MENIKMATI hiburan, tertawa, dan bersantai adalah kebutuhan manusia. Akan sangat bermanfaat jika kita menikmatinya secara cukup. Namun akan jadi masalah jika dilakukan terlalu banyak sehingga waktu terbuang percuma.
Salah satu sarana hiburan masa kini adalah media sosial (Medsos). Sarana yang satu ini bisa jadi sangat menyita waktu dan perhatian seseorang.
Penggunanya dari berbagai kalangan, mulai dari anak-anak hingga orangtua. Hampir semua orang memakainya karena media sosial ini sebagai simbol eksistensi seseorang dalam bersosial.
Media sosial memang bisa difungsikan sebagai alat refreshing yang menghibur, namun harus bisa dijadikan sarana menimba ilmu pula.
Maka mesti ada yang memposting sesuatu yang bermanfaat di dalamnya, yakni tentang mengingatkan kebaikan dan share ilmu agar isinya seimbang.

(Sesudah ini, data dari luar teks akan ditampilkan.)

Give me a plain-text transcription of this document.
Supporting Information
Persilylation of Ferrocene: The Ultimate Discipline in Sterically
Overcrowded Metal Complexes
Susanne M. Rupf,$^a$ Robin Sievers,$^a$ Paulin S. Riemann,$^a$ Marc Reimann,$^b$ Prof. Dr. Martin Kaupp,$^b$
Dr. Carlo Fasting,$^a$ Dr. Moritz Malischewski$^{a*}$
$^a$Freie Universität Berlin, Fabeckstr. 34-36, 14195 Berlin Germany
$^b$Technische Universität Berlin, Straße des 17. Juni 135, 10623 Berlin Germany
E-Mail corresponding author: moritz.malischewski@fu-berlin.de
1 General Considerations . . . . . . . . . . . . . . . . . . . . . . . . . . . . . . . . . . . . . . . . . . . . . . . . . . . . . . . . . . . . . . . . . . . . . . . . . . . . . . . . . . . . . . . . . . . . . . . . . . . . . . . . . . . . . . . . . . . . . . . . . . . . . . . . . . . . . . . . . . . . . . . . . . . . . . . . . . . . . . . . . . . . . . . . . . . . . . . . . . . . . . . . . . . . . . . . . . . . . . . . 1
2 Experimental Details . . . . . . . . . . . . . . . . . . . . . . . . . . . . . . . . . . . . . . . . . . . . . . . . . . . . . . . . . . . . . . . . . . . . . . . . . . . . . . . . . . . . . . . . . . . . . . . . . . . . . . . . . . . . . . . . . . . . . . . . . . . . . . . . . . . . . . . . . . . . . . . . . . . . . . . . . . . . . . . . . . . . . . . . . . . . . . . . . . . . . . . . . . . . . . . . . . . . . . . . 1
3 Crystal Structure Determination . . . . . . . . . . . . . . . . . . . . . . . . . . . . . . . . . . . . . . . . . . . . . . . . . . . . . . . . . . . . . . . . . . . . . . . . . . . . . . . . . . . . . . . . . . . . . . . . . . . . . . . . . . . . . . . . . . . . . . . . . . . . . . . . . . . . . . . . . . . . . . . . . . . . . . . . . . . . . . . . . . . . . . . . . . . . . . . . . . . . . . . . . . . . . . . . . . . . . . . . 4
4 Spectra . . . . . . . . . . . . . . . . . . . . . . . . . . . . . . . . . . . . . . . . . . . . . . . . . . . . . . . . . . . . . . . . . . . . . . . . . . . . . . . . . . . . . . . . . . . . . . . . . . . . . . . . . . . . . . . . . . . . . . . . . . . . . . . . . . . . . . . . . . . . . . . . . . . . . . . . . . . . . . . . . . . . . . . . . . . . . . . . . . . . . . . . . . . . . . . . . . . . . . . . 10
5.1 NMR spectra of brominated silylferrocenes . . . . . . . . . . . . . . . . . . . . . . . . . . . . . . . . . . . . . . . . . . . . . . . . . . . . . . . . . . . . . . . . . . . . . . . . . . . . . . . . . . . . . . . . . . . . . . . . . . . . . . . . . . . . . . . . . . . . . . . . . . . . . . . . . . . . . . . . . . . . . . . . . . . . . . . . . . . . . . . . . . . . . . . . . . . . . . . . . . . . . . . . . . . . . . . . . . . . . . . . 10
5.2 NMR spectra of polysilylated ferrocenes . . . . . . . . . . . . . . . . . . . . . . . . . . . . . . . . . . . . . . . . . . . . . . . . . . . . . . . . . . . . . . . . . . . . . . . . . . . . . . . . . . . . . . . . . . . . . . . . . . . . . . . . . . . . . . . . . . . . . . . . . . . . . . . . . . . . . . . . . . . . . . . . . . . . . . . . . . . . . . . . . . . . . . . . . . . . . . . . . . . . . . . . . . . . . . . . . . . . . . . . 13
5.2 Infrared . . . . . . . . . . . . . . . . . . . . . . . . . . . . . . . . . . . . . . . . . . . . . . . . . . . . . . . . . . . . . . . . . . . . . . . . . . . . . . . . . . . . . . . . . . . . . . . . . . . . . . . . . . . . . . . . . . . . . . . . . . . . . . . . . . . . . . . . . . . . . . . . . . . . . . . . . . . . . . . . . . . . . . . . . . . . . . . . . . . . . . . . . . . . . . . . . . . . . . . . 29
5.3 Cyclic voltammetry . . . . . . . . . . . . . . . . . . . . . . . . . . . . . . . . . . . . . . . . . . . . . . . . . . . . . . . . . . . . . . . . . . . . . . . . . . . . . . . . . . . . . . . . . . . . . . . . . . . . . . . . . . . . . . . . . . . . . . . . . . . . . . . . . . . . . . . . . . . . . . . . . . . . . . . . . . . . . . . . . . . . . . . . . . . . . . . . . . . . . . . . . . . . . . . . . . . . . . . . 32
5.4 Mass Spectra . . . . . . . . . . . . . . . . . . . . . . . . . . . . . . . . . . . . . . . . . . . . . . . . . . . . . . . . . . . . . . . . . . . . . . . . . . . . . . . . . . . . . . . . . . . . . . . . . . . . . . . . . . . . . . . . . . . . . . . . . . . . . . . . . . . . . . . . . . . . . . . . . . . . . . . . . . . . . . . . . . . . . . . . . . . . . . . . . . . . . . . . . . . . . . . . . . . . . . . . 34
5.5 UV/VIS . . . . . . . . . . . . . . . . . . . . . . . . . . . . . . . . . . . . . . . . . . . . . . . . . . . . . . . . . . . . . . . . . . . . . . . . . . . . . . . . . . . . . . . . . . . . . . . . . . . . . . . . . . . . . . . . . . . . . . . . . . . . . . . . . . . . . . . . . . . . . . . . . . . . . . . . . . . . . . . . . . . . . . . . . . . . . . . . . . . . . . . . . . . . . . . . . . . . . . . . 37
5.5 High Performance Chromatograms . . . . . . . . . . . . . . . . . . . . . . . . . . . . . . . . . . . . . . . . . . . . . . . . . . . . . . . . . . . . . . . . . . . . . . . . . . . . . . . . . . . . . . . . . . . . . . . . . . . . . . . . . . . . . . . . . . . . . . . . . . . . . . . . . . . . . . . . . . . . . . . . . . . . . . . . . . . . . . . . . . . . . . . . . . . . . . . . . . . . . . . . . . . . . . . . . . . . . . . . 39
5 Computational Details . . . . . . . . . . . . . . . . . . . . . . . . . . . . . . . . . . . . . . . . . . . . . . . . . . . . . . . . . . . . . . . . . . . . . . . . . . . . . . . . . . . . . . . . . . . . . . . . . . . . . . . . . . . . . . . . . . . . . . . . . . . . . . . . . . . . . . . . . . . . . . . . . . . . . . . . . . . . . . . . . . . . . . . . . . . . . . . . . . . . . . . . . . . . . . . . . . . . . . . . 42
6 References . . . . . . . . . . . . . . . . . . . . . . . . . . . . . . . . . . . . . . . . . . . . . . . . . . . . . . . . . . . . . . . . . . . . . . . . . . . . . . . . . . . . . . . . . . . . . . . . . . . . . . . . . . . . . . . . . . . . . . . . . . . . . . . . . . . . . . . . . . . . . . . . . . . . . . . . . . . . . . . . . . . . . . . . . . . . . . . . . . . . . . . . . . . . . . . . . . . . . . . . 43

Jadi fungsi medsos bukan sekedar untuk menikmati hiburan yang hanya membuat tertawa-tawa dan membuat otak berhenti berpikir saja, melainkan untuk mengambil nasehat dan ilmu serta sebagai media untuk berbagi/sedekah ilmu sehingga ia isinya tidak hanya postingan makanan, lelucon, selfie, dan curhatan saja.
Namun khusus jika melakukan dakwah dan membagi ilmu di sosial media, tidak semua “teman sosmed” akan senang. Pasti saja akan ada yang merasa tidak suka dan bahkan tersinggung dengan apa yang kita posting.
Entah itu karena postingan kita isi kata-katanya terlalu keras dan tidak tepat, atau mungkin juga karena teman sosmed beda pemahaman sehingga ia merasa terserang oleh postingan kita, lalu bisa juga karena ia salah tafsir/salah persepsi ketika membaca postingan kita, hingga karena ia merasa bahwa kita tidak pantas memposting ilmu/dakwah karena kita bukan siapa-siapa.
Reaksi penolakan pun bermacam-macam, dari mulai nyinyir dengan membuat status yang ditujukan untuk si pendakwah/pembagi ilmu, lalu mendebat hingga memberi komentar-komentar meledek dan cacian. Sampai ada juga yang menolak tanpa basa-basi, yakni dengan langsung memblokir akun kita atau meng-unfriend/unfollow/unshare meski dalam dunia nyata ia berteman baik dan sangat akrab.
Maka dari itu, ini merupakan sebuah tantangan bagi para da’i (pendakwah) yang menggunakan media sosial sebagai alat dakwahnya agar dapat lebih hati-hati dan bijak dalam memposting konten dakwah.
Ia mesti bisa memilih postingan yang tidak yang kontroversi atau diperdebatkan ulama. Selain itu, postingan dengan isu atau tema yang sifatnya perlu tatap muka langsung sebaiknya tidak diposting. Kalaupun harus diposting, kata-katanya mesti tepat dengan penjelasan mendetail. Hal penting lain yang mesti diperhatikan adalah soal pemilihan waktu yang tepat, lalu dapat memilih kata-kata yang lembut, sopan, dan baik karena di dalam sosmed tidak ada intonasi nada bicara atau ekspresi wajah (meski ada emoticon).
Ia pun mesti bisa memaklumi bahwa tidak semua teman sosmed sehati.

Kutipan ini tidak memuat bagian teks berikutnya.